I understood the first time. But I wouldn’t do that with a sharp knife.

Note that when you shave with a razor-sharp… razor, obviously you do not slice, but you do not hold the edge perpendicular to the skin, either— maybe at a 30-degree angle at most. Otherwise you will get cuts and nicks and scrape/irritate your skin.

Also NB the sharper an edge is, the less force it takes to cut into your skin. So if it is really absurdly sharp and you run your thumb across the edge, it gets risky. E.g., would you do it with a diamond knife?

I’m to no end amused by the fact that not that long ago D2 was only seen in custom/semi-custom knives and today it’s dismissed as a ‘budget steel’.

I must apologize. I should have figured out that’s what you meant in the first place.

However, while that seems to be a reasonable means of determining when a blade is dull and needs sharpening it doesn’t sound all that useful for telling when you are done sharpening.

I will stipulate that. I started to draft another long message but I just decided not to post it.

Like I said, I know very little about knives.

I’ve never heard of a “diamond knife” but I would do this with anything. You just have to keep your touch VERY gentle.

A diamond knife is a knife with the edge made out of diamond.

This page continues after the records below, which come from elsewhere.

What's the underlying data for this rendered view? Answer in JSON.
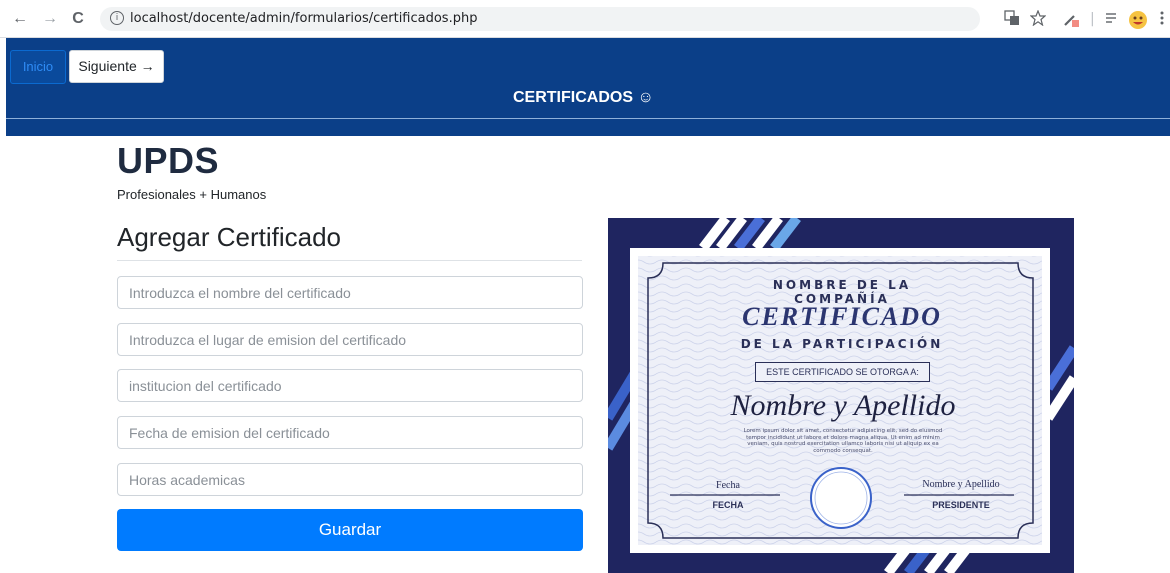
{
  "browser": {
    "url": "localhost/docente/admin/formularios/certificados.php",
    "back_glyph": "←",
    "forward_glyph": "→",
    "reload_glyph": "C",
    "info_glyph": "i"
  },
  "header": {
    "home_label": "Inicio",
    "next_label": "Siguiente →",
    "title": "CERTIFICADOS ☺",
    "bg_color": "#0b3f88"
  },
  "brand": {
    "name": "UPDS",
    "tagline": "Profesionales + Humanos"
  },
  "form": {
    "title": "Agregar Certificado",
    "fields": [
      {
        "placeholder": "Introduzca el nombre del certificado"
      },
      {
        "placeholder": "Introduzca el lugar de emision del certificado"
      },
      {
        "placeholder": "institucion del certificado"
      },
      {
        "placeholder": "Fecha de emision del certificado"
      },
      {
        "placeholder": "Horas academicas"
      }
    ],
    "submit_label": "Guardar",
    "accent_color": "#007bff"
  },
  "certificate": {
    "company": "NOMBRE DE LA COMPAÑÍA",
    "title": "CERTIFICADO",
    "subtitle": "DE LA PARTICIPACIÓN",
    "awarded_to": "ESTE CERTIFICADO SE OTORGA A:",
    "recipient": "Nombre y Apellido",
    "body": "Lorem ipsum dolor sit amet, consectetur adipiscing elit, sed do eiusmod tempor incididunt ut labore et dolore magna aliqua. Ut enim ad minim veniam, quis nostrud exercitation ullamco laboris nisi ut aliquip ex ea commodo consequat.",
    "date_signature": "Fecha",
    "date_label": "FECHA",
    "president_signature": "Nombre y Apellido",
    "president_label": "PRESIDENTE",
    "frame_color": "#2a2f57"
  }
}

Not for kitchen use, because it would be too brittle (even though the edge is hard and durable) and way too expensive, so they are for medical and scientific use. I thought of it because the edge radius is a few atoms; in fact putting any pressure on it, with your finger or otherwise, at right angles to the edge will chip and ruin it (regardless of how careful you are not to slice your finger off); it is for cutting only and not flexible like metal (think of those ceramic kitchen knives).

Curiosity piqued by this thread, i tried gently running my thumb perpendicular to the blade of my kitchen ceramic knife, which is reasonably sharp, but not razor sharp. It just felt like a knife. I couldn’t tell boo about how sharp it might be.

Since you didn’t say that you got cut, I’m going to assume that didn’t get cut. That was my only point.

Thanks for the validation.
(Mic drop emoji)

It’s just a kitchen ceramic knife. It’s not as sharp as the knives i whittle with. I still wouldn’t try it with a sharp knife.

Also, i didn’t press down hard enough to have any sense at all of how sharp it is. The answer is, it’s still plenty sharp for its job. The micro-serrations help with that. But i couldn’t tell that by feeling it.

I found some scalpel blades made by coating steel with zirconium nitride via physical vapor deposition. Seems even harder than the standard zirconium dioxide ceramic kitchen knives. Is there some reason why one could not make an entire knife out of it (which could be sharpened) rather than just an edge?